Drucksache - DS/0391/V  

 
 
Betreff: EA017 - Gesundheitsschädigende Lärmpegel durch Sondernutzung
Status:öffentlich  
 Ursprungaktuell
Initiator:Einwohner*inEinwohner*in
   
Drucksache-Art:Einwohner*innenanfrageEinwohner*innenanfrage
Beratungsfolge:
BVV Friedrichshain-Kreuzberg von Berlin Entscheidung
12.07.2017 
Öffentliche Sitzung der BVV Friedrichshain-Kreuzberg beantwortet   

Beschlussvorschlag

Ich frage das Bezirksamt:

 

  1. Warum hat das Umweltamt nicht den Auftrag die Lärmpegel im Südkiez regelmäßig festzustellen?

 

  1. In welchen Vierteln im Südkiez wurde bei welchem jeweiligen Schankvorgartenbesatz die letzte Lärmpegelprognoseberechnung mit welchen Ergebnissen durchgeführt?

 

  1. Warum werden Lärmpegelprognoseberechnung zur Beurteilung ob Sondernutzung öffentlichen Straßenlandes, zum Herausstellen von Stühlen und Tischen, im Sinne der Anwohner*innen-Gesundheitsvorsorge genehmigungsfähig ist, nicht eingesetzt?

 

 

Erläuterungen und Hinweise:

 

Der Lärmpegel erreicht z.B. im Clearing-Bereich der Simon-Dach-Str. nachts Werte zwischen 70 dB (A) und 90 dB (A), für Allgemeine Wohngebiete liegt der Grenzwert bei 40 dB (A) nachts, für Industriegebiete bei 70 dB (A), der allgemein anerkannte gesundheitsrelevante Schwellenwert liegt bei 55 dB(A) nachts.

 

 

Beantwortung: Frau BezStR Herrmann

 

zu Frage 1: Bereits im Umweltausschuss am 04. Mai haben wir ausführlich über die rechtlichen Grundlagen gesprochen und diese erläutert. Daher dürfte das, was ich jetzt ausführe, den Ausschussmitgliedern bekannt sein und auch Sie, Frau Vogel, waren an dem Tag anwesend und haben mitdiskutiert. Warum Lärmprognosen gegenüber Lärmmessungen zu bevorzugen sind, darauf komme ich in der Frage 3 zurück. Zunächst aber die angekündigte Klarstellung zur Rechtslage, zu den Rollen und zu den Zuständigkeiten.

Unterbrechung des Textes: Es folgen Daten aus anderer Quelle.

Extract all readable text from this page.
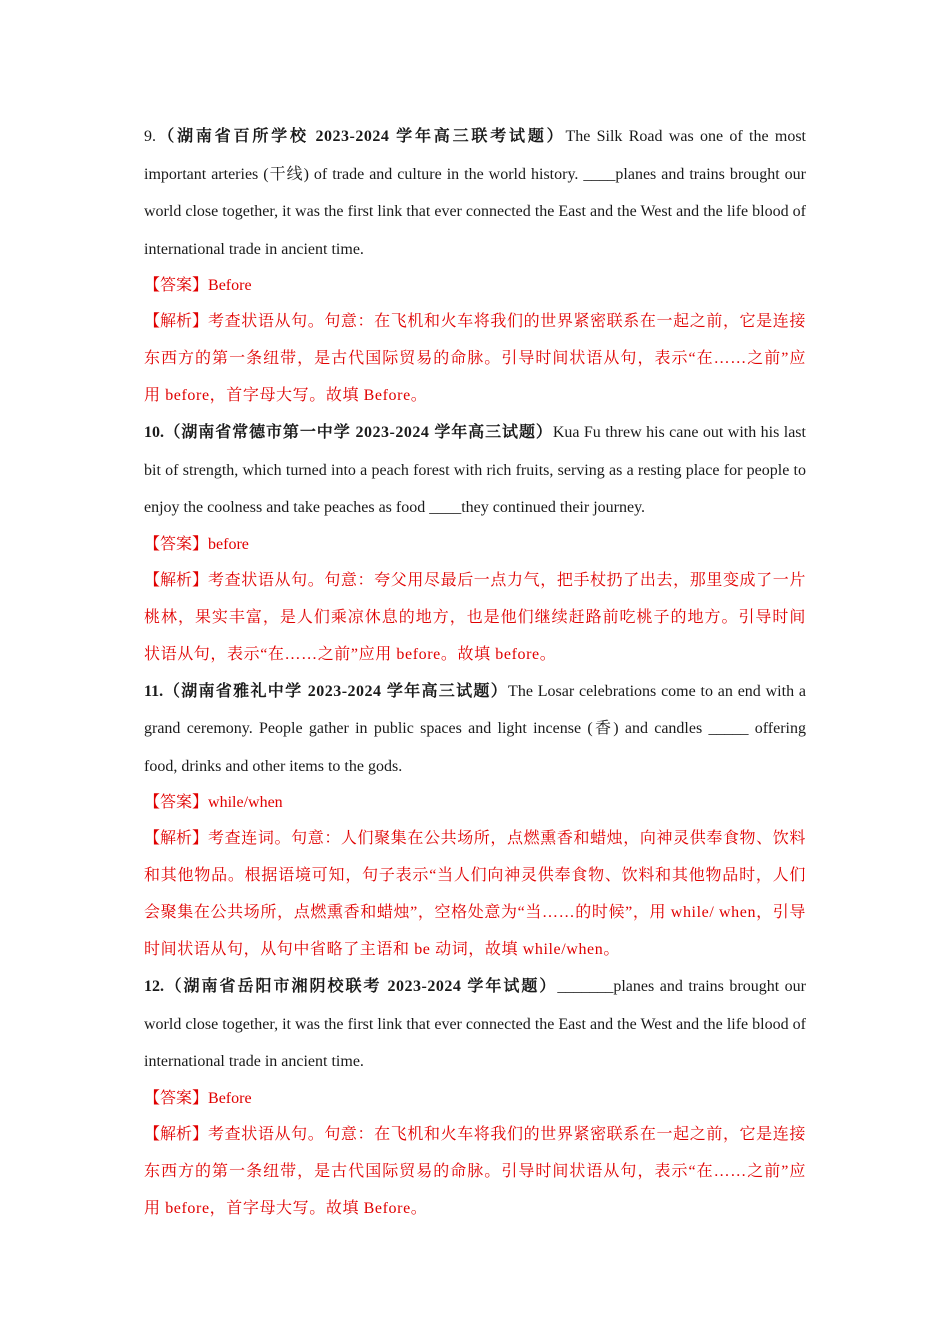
9.（湖南省百所学校 2023-2024 学年高三联考试题）The Silk Road was one of the most important arteries (干线) of trade and culture in the world history. ____planes and trains brought our world close together, it was the first link that ever connected the East and the West and the life blood of international trade in ancient time.

【答案】Before

【解析】考查状语从句。句意：在飞机和火车将我们的世界紧密联系在一起之前，它是连接东西方的第一条纽带，是古代国际贸易的命脉。引导时间状语从句，表示“在……之前”应用 before，首字母大写。故填 Before。

10.（湖南省常德市第一中学 2023-2024 学年高三试题）Kua Fu threw his cane out with his last bit of strength, which turned into a peach forest with rich fruits, serving as a resting place for people to enjoy the coolness and take peaches as food ____they continued their journey.

【答案】before

【解析】考查状语从句。句意：夸父用尽最后一点力气，把手杖扔了出去，那里变成了一片桃林，果实丰富，是人们乘凉休息的地方，也是他们继续赶路前吃桃子的地方。引导时间状语从句，表示“在……之前”应用 before。故填 before。

11.（湖南省雅礼中学 2023-2024 学年高三试题）The Losar celebrations come to an end with a grand ceremony. People gather in public spaces and light incense (香) and candles _____ offering food, drinks and other items to the gods.

【答案】while/when

【解析】考查连词。句意：人们聚集在公共场所，点燃熏香和蜡烛，向神灵供奉食物、饮料和其他物品。根据语境可知，句子表示“当人们向神灵供奉食物、饮料和其他物品时，人们会聚集在公共场所，点燃熏香和蜡烛”，空格处意为“当……的时候”，用 while/ when，引导时间状语从句，从句中省略了主语和 be 动词，故填 while/when。

12.（湖南省岳阳市湘阴校联考 2023-2024 学年试题）_______planes and trains brought our world close together, it was the first link that ever connected the East and the West and the life blood of international trade in ancient time.

【答案】Before

【解析】考查状语从句。句意：在飞机和火车将我们的世界紧密联系在一起之前，它是连接东西方的第一条纽带，是古代国际贸易的命脉。引导时间状语从句，表示“在……之前”应用 before，首字母大写。故填 Before。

Das Umwelt- und Naturschutzamt ist zuständig, unzulässigen Lärm aus Gewerbebetrieben zu bekämpfen. Sofern die Gewerbebetriebe die Gaststätteneigenschaft nach Gaststtengesetz besitzen, wird es hilfsweise jeweils auf Anforderung für das Ordnungsamt tätig. Das Ordnungsamt ist Frau oder Herr des Gaststättengesetzes. § 4 des Gaststättengesetzes regelt, dass es Versagungsgründe geben kann, Antragsteller*innen die Erlaubnis zu untersagen.

Wenn z.B. die Zulässigkeit nicht gegeben ist oder schädliche Umwelteinwirkungen im Sinne des Bundesimmissionsschutzgesetzes bestehen. Der § 5 des Gaststättengesetzes regelt, dass Gewerbetreibenden jederzeit Auflagen gemacht werden können, auch hier wieder, auch ein gewichtiger Grund, schädliche Umwelteinwirkungen im Sinne des Bundesimmissionsschutzgesetzes. Das Umwelt- und Naturschutzamt selber erteilt keine Auflagen nach Gaststättengesetz und arbeitet dem Ordnungsamt zu.

Wie bereits ausführlichst am 04. Mai ausgeführt, ist das Umwelt- und Naturschutzamt nicht zuständigr Verkehrslärm oder für verhaltensbedingten Lärm.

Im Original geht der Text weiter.